De fait, les internautes utilisent des stratégies pour se faciliter la vie. Or, celles-ci sont aux antipodes de ce qu’il faudrait faire, en ajoutant juste un chiffre à la fin, une date, et ainsi de suite. « Les bénéfices en termes de sécurité sont ainsi mineurs et largement contrebalancés par l’expérience utilisateur négative », dit la Cnil. Dès lors, le niveau de sécurité diminue.

L’Agence nationale de la sécurité des systèmes d’information (Anssi), qui assure la protection cyber de l’État et de ses infrastructures essentielles, a une même lecture. Dans ses recommandations relatives à l’authentification multifacteur et aux mots de passe, publiées en octobre 2021, elle note aussi les stratagèmes du public pour réduire l’inconfort de certaines politiques trop pénibles.

« Mettre en place des moyens d’authentification trop contraignants par rapport à l’information ou au service à protéger pourrait se révéler contre-productif […]. Par exemple, un renouvellement de mots de passe trop fréquent pourrait inciter les utilisateurs à noter les mots de passe sur une feuille », prévient l’Anssi. Et l’usage du post-it est vraiment proscrit.

La Cnil met toutefois une exception à sa nouvelle recommandation : le changement de mot de passe peut toujours se justifier dans les cas de comptes critiques, qui ont des privilèges particuliers — un administrateur ou un compteur ayant des droits étendus. À cette règle de renouvellement périodique, il faut aussi inclure les autres bonnes pratiques habituelles.
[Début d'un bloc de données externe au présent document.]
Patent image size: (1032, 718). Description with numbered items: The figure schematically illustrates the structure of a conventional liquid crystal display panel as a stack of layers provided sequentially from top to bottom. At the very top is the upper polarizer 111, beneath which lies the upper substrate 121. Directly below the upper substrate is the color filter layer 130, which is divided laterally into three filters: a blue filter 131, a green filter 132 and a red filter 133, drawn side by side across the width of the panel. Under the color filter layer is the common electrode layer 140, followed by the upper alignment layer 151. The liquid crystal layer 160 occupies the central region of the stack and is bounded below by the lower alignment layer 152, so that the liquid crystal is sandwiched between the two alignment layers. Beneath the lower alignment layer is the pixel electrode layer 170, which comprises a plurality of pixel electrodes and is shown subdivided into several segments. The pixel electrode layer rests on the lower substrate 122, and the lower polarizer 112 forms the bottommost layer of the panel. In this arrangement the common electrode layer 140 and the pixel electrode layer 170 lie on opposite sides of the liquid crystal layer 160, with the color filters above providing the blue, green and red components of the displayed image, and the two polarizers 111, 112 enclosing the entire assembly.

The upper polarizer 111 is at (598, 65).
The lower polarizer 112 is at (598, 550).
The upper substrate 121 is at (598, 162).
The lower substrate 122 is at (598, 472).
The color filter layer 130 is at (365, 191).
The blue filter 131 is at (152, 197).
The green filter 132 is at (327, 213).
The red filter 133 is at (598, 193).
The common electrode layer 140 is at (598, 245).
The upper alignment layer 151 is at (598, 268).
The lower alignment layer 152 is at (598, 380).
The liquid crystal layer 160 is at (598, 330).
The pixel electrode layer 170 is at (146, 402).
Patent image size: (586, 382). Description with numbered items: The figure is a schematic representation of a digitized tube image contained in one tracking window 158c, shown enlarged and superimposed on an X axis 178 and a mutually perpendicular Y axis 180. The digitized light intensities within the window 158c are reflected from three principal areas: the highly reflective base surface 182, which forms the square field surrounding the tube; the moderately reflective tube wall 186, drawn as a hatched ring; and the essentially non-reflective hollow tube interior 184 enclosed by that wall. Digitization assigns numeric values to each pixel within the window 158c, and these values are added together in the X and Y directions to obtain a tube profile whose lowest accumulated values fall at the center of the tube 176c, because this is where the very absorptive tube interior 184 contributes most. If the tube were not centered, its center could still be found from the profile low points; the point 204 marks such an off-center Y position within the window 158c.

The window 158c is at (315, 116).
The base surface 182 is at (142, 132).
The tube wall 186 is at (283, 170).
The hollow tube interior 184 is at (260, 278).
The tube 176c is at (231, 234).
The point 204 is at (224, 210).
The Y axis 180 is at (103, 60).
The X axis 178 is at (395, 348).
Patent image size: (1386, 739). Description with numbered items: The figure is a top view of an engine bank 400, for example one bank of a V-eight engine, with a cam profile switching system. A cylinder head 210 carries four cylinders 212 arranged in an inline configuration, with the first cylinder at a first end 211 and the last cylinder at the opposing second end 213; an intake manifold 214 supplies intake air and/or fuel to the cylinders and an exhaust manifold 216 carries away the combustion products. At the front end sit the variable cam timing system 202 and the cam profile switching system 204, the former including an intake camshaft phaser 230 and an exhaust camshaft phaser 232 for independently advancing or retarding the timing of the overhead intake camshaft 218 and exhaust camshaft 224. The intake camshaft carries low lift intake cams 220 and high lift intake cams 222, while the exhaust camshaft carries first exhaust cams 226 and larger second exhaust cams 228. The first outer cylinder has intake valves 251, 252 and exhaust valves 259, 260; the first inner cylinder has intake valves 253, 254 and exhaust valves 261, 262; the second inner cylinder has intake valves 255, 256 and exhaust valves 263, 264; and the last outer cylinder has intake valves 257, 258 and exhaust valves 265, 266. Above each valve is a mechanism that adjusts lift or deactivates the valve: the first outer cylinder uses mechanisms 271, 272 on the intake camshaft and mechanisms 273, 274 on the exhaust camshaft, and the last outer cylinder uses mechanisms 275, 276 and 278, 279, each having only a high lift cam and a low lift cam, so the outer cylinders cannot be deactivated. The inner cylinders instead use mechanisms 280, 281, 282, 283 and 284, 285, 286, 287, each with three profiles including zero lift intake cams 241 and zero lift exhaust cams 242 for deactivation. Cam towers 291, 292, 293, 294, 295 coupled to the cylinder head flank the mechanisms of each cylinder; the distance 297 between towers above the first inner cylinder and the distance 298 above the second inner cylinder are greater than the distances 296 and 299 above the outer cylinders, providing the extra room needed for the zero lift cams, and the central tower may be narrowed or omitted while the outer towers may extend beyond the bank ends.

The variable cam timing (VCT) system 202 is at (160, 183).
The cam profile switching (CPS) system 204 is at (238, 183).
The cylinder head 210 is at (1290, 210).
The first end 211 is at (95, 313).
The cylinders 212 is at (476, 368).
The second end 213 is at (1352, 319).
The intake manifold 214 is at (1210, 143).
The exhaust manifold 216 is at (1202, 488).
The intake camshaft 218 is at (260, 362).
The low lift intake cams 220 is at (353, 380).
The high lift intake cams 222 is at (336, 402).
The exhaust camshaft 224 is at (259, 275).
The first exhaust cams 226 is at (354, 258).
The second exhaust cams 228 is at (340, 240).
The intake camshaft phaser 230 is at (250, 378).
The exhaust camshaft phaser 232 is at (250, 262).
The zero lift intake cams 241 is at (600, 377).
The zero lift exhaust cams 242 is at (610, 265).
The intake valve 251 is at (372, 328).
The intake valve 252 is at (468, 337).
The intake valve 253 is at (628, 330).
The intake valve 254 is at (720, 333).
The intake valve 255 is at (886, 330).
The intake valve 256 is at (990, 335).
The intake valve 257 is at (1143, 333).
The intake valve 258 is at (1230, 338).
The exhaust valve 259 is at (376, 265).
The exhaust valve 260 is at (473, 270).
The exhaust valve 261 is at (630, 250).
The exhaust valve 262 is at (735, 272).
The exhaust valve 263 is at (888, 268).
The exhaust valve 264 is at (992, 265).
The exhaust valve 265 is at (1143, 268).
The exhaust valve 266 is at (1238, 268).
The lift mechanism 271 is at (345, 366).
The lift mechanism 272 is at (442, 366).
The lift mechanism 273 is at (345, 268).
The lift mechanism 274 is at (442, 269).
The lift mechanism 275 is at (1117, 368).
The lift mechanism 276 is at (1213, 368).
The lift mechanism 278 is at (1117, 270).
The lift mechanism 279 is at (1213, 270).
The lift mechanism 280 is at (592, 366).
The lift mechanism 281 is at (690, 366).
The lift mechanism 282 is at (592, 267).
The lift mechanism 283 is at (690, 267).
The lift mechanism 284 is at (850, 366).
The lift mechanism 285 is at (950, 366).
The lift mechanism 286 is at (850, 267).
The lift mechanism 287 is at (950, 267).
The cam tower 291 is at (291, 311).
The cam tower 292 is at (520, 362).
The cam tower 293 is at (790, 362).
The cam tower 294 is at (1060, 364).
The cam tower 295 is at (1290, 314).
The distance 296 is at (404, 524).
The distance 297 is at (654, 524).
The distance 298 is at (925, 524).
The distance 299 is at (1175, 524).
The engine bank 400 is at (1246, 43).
Plutôt que de changer tous les quatre matins le mot de passe, suivez ces conseils

Nous le disions déjà en 2019 : ce n’est pas votre mot de passe que vous devez changer, ce sont vos pratiques. Si vous vous voulez augmenter votre protection, les mesures à prendre sont les suivantes :

  • Créer un bon mot de passe sécurisé — et chaque code pour un site ou un service doit être unique ;
  • Changer les mots de passe par défaut, ou les changer qu’en cas de piratage ;
  • Activer la double authentification dès que c’est possible ;
  • Utiliser un gestionnaire de mots de passe pour les conserver pour vous (et non pas un post-it) ;
  • Éviter de vous servir d’informations évidentes dans le mot de passe et dans les outils de récupération de mot de passe (les questions secrètes liées à l’oubli du mot de passe).